Wednesday, October 15, 2008

Facebook etiquette

Oh, what deep and wide moral dilemmas arise on Facebook.

Or maybe it's just a sign of my being a social doormat.

Let me explain.

Shortly after I joined Facebook, someone sent me a friend request. I didn't recognize the name, I didn't recognize the face. But we had something like six friends in common. Based on who those common friends were, I reasoned it must be someone I knew (or at least should know) from the Cosmique Krewe of Colour, so I accepted the friend request.

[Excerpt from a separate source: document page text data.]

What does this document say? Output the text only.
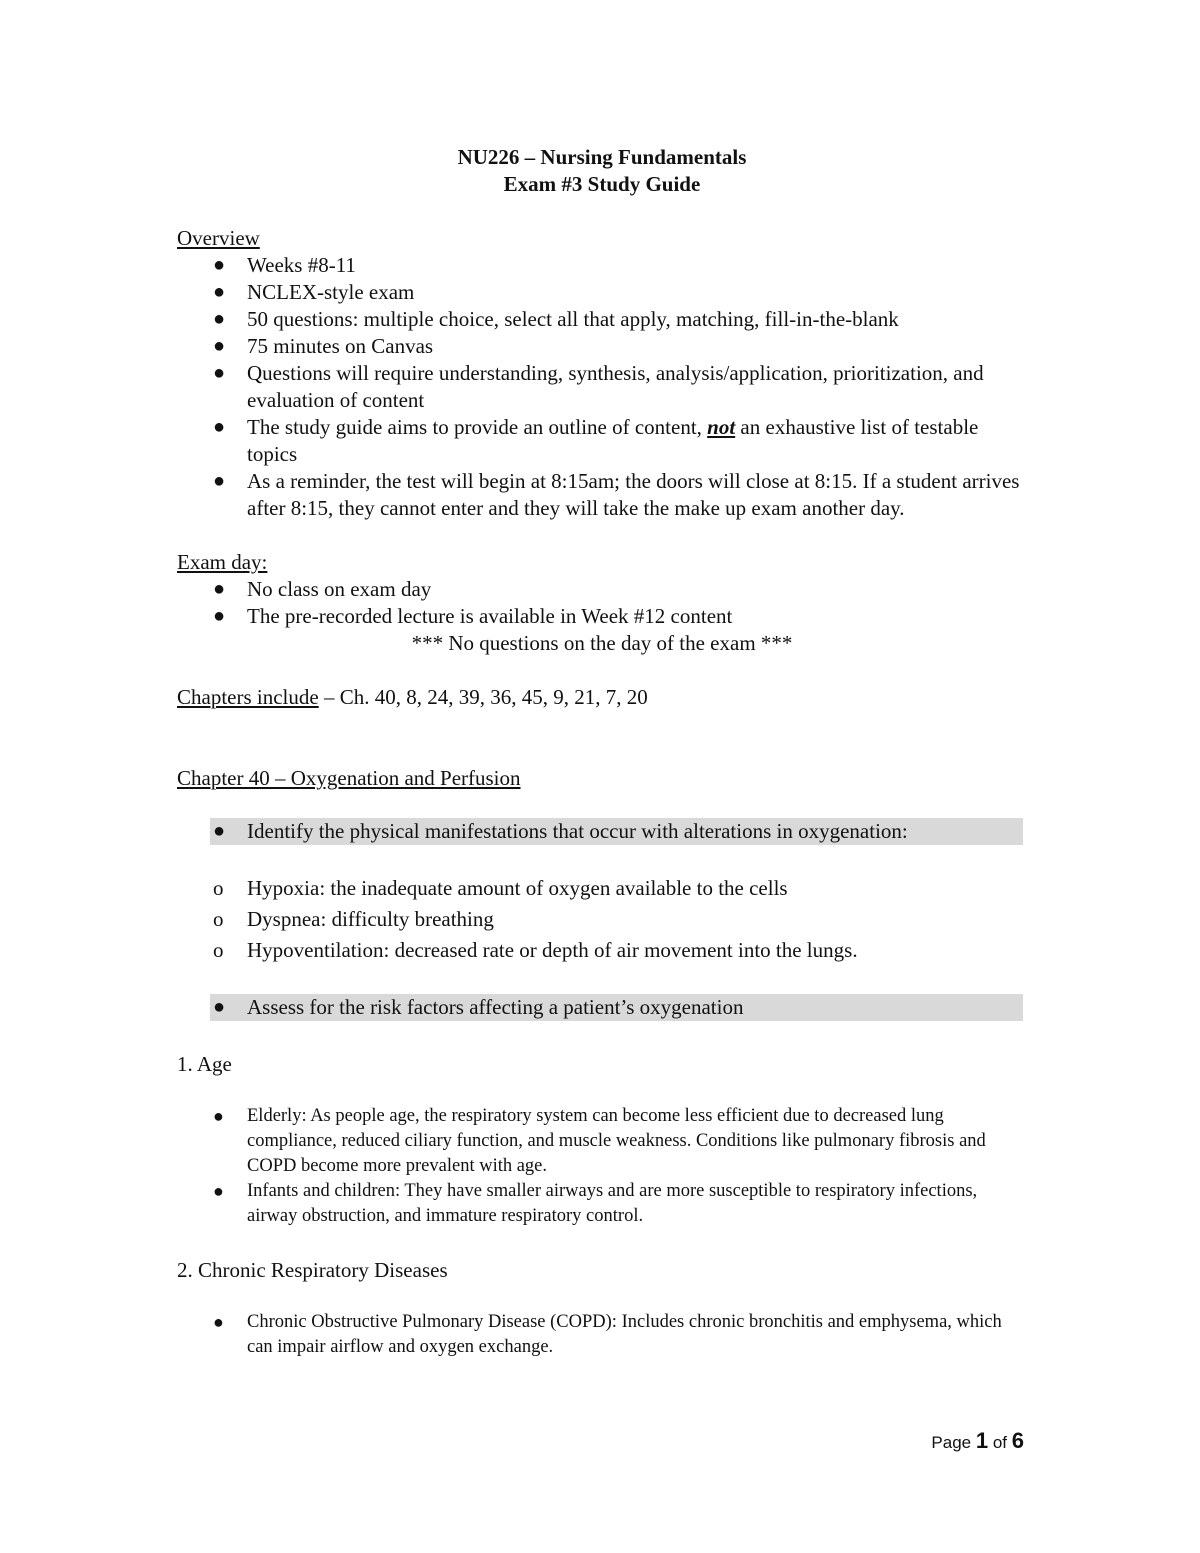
NU226 – Nursing Fundamentals
Exam #3 Study Guide
Overview
● Weeks #8-11
● NCLEX-style exam
● 50 questions: multiple choice, select all that apply, matching, fill-in-the-blank
● 75 minutes on Canvas
● Questions will require understanding, synthesis, analysis/application, prioritization, and evaluation of content
● The study guide aims to provide an outline of content, not an exhaustive list of testable topics
● As a reminder, the test will begin at 8:15am; the doors will close at 8:15. If a student arrives after 8:15, they cannot enter and they will take the make up exam another day.
Exam day:
● No class on exam day
● The pre-recorded lecture is available in Week #12 content
*** No questions on the day of the exam ***
Chapters include – Ch. 40, 8, 24, 39, 36, 45, 9, 21, 7, 20
Chapter 40 – Oxygenation and Perfusion
● Identify the physical manifestations that occur with alterations in oxygenation:
o Hypoxia: the inadequate amount of oxygen available to the cells
o Dyspnea: difficulty breathing
o Hypoventilation: decreased rate or depth of air movement into the lungs.
● Assess for the risk factors affecting a patient’s oxygenation
1. Age
● Elderly: As people age, the respiratory system can become less efficient due to decreased lung compliance, reduced ciliary function, and muscle weakness. Conditions like pulmonary fibrosis and COPD become more prevalent with age.
● Infants and children: They have smaller airways and are more susceptible to respiratory infections, airway obstruction, and immature respiratory control.
2. Chronic Respiratory Diseases
● Chronic Obstructive Pulmonary Disease (COPD): Includes chronic bronchitis and emphysema, which can impair airflow and oxygen exchange.
Page 1 of 6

About a month ago, I received a similar friend request. I didn't recognize the name, I didn't recognize the face. But his profile was viewable by everyone in the San Francisco network, so I was able to see that he seemed harmless enough -- he's recently married, so probably not someone looking for dates; there isn't a ton of activity on his wall, so he's not likely to become a pest; what activity is on his wall is generally links to articles that I already agree with (like "No on 8"); the two friends we have in common are Mark Leno and New Conservatory Theater (i.e., not close personal friends, but people I support). I accepted that friend request, and I seem to have been pretty much correct -- no poking, not really much interaction at all, really. It turned out to be as harmless a thing to accept as I guessed it would be.

This morning, I received a friend recommendation from another friend. The person being recommended is someone whose name I don't recognize and whose face I don't recognize. This person's profile can only be viewed by their friends, so I couldn't really see anything other than their friend list and the fact that they live in the East Bay. We have no friends in common other than the person making the recommendation.

So here's the dilemma: If I write to my friend and say, "Who is this person you're recommending and why do you think we should be Facebook friends?" I'm afraid that I'll sound paranoid or untrusting or just a plain old jerk. But if I just ignore the friend recommendation, I fear that I might still come off looking like a jerk.

For now, I have opted to ignore the friend recommendation and just keep my mouth shut.

But
on sites like Facebook, what's the standard etiquette when someone you don't know sends a friend request or when someone sends you a friend recommendation for someone you don't know?

Enquiring minds want to know.

2 comments:

Anonymous said...

I don't know about etiquette, but here is what I do.

If I get a friend request from someone I don't think I know, I send them a short, polite note to the effect of "I'm sorry, do I know you?" and if I don't, then I say "sorry, I have a policy of only adding people I've met."

I have very little compunction about ignoring friend requests, but YMMV.

pk

BGreen said...

Actually, yesterday a single 50 year old guy who lives in LA sent me a friend request. He has something like 300 friends, and his profile is open to anyone and everyone.

I have no trouble ignoring that kind of friend request.